Memories and pain remain during healing
Now, seven years later, the 25-year-old says her nightmares and flashbacks have disappeared. Lawrence's injuries have healed, but some problems remain. Her back still hurts from the accident and he or she had to provide up ice skating, a passion she has had since childhood.
But for probably the most part, her life has returned to normal. She now lives in Columbia, MD, and works for an organization that sells medical equipment, a job that requires her to drive rather a lot.
But even now, the wail of the sirens still brings back memories of that night, when five ambulances arrived to take each of the young women away. “I would do anything to never hear that sound again,” she says.
And in some ways, she's still emotionally shaken. She's still afraid of losing someone near her, she says. “What if something like that happens to my brother? If something happens to someone I love all of a sudden, I think I'll break. I feel like I can't do it again.”

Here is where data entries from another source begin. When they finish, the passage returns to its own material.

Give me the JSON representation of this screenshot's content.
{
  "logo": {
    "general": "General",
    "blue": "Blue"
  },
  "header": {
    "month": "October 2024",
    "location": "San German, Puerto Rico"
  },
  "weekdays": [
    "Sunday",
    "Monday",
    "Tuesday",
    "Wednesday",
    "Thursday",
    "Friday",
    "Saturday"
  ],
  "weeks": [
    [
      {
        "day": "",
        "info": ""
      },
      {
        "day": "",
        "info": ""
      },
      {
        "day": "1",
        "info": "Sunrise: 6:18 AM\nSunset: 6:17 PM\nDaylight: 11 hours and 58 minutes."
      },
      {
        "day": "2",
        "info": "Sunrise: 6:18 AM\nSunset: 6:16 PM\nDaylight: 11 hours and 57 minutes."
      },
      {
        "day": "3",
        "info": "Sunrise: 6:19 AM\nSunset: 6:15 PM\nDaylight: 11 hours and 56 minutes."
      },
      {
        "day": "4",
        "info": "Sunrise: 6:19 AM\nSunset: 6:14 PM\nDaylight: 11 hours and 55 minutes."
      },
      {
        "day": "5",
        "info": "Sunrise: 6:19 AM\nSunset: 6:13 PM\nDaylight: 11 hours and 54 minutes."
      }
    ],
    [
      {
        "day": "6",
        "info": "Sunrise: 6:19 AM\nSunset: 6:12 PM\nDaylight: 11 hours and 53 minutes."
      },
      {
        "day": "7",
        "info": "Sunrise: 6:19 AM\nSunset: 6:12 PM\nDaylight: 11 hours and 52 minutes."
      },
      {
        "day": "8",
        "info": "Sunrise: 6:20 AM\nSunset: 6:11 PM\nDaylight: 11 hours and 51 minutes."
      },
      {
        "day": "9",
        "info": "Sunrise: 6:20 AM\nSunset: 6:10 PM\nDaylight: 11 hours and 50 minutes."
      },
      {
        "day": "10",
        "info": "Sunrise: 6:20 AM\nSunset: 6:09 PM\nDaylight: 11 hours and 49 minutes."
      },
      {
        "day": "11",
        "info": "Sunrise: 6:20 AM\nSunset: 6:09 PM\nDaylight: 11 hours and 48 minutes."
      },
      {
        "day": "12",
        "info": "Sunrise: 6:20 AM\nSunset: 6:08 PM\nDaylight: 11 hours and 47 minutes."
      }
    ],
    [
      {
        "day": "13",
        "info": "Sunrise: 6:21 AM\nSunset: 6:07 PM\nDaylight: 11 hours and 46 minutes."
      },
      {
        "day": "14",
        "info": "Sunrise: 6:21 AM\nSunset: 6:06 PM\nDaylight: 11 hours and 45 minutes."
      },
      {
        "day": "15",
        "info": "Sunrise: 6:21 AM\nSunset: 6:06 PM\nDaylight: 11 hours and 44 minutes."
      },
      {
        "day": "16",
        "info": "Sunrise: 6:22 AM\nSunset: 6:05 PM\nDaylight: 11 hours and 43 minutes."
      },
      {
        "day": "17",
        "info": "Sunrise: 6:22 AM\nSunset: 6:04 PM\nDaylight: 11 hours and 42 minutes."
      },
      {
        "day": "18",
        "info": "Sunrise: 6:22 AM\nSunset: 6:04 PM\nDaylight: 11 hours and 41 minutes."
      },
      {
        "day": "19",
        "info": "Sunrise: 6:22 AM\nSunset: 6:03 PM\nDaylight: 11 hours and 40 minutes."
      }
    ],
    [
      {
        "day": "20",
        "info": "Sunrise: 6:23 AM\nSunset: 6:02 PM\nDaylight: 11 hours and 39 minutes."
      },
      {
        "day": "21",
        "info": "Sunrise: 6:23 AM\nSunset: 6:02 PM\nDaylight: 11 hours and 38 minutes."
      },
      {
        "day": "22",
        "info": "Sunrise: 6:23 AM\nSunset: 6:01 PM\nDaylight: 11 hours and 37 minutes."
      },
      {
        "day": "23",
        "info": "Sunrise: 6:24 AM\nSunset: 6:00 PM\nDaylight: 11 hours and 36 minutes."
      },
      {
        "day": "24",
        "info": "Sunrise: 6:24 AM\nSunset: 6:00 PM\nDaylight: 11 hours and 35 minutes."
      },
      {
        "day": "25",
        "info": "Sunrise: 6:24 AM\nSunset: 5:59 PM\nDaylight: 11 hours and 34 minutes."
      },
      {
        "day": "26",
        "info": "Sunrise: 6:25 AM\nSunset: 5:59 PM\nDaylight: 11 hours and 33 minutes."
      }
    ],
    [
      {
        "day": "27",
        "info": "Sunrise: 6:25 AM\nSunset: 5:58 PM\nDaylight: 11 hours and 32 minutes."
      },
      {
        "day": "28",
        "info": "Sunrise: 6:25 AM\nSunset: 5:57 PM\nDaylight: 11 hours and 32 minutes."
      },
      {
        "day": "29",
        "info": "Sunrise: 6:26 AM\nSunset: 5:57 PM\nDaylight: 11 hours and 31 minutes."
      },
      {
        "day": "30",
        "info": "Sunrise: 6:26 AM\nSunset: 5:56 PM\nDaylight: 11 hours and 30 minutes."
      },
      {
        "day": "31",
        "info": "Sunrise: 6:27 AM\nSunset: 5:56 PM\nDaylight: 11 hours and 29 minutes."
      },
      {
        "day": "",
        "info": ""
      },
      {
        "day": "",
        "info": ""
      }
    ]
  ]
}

She has received support from the Trauma Survivors Network, a national group that connects severely injured individuals with other survivors to assist them get well physically and emotionally. Local groups run by trauma survivors often include individuals with brain or leg injuries, or those that have suffered multiple injuries.
“Surviving trauma is like starting your life over, so you're left with your old life and what you make of your new life,” says Lawrence. “In my new life, I'm more confident and rely on my faith than ever before.”
Nevertheless, she still thinks in regards to the accident every single day.
“Waking up every day and being happy about where I am and where I've been can be challenging for me,” Nicole says. “I miss looking like I don't have scars, I miss being able to skate, I miss not having to think about the accident, and I miss Nicole.”
She says that until the day of the accident, she hadn't thought of how life can change in a second. “I'm so grateful. I really value my time. I don't do anything I don't really want to do. I don't think many of my peers are capable of having that outlook on life. When you have to deal with something like that, you grow up pretty quickly.”